The revolutionary activist is heralded as an unsung hero in the world of civil rights on a major level. In the mid to late 1960s, Rustin, an openly gay man from Harlem, was a key player in both the Civil Rights Movement and Gay Rights Movement in the United States. He's the definition of intersectionality, working tirelessly alongside figures like Dr. Martin Luther King Jr. in an effort to combine equality and equity to his communities. Bold, forward-thinking, relentless: that's the nature of this individual. 

On his birthday, we pay tribute to this trailblazer and influential figure in our history with a collection of ten inspirational quotes we should live by.
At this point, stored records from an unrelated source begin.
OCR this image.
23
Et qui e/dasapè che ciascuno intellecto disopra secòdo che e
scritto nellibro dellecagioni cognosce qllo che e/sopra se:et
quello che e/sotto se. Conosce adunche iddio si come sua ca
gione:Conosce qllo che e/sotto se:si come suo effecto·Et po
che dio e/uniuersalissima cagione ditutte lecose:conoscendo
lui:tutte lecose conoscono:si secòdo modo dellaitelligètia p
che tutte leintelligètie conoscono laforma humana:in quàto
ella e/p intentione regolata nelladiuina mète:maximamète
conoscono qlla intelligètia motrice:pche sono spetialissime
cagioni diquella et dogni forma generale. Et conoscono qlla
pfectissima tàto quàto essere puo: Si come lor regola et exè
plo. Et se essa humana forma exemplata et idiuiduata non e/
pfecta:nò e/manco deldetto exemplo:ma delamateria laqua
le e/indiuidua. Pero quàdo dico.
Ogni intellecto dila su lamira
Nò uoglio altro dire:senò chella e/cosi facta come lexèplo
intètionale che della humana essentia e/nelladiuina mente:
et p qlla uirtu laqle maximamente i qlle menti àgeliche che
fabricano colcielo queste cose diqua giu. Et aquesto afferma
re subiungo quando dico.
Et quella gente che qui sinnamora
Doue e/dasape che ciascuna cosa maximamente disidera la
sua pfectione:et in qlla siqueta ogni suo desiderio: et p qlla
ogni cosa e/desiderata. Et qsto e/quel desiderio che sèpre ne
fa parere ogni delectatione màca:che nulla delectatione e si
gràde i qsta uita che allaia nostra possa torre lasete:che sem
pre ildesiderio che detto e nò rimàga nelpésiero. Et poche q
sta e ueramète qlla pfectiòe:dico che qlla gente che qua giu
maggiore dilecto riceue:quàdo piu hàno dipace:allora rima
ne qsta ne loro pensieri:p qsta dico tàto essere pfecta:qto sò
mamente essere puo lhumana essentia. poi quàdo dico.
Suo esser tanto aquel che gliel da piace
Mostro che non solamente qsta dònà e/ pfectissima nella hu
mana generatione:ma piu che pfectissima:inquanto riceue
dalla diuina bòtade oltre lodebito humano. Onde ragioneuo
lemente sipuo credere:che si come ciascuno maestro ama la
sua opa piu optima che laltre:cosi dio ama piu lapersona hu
We thank Bayard Rustin for his amazing contributions that are testimonies to the strides we've made and the journey that continues amongst us all.

1. "We are all one and if we don't know, we will learn it the hard way."

2. "To be afraid is to behave as if the truth were not true."

Photo: Past Daily

3. "I believe in social dislocation and creative trouble."

4. "When an individual is protesting society's refusal to acknowledge his dignity as a human being, his very act of protest confers dignity on him."

Photo: Palm Beach Post

5. "We need, in every community, a group of angelic troublemakers."

6. "Every indifference to prejudice is suicide because, if I don’t fight all bigotry, bigotry itself will be strengthened and, sooner or later, it will return on me."

 7. "The organizers and perpetrators of segregation are as much the enemy of America as any foreign invader."

8. "People will never fight for your freedom if you have not given evidence that you are prepared to fight for it yourself."

9. "The real radical is that person who has a vision of equality and is willing to do those things that will bring reality closer to that vision."

10. "If we desire a society in which men are brothers, then we must act towards one another with brotherhood. If we can build such a society, then we would have achieved the ultimate goal of human freedom."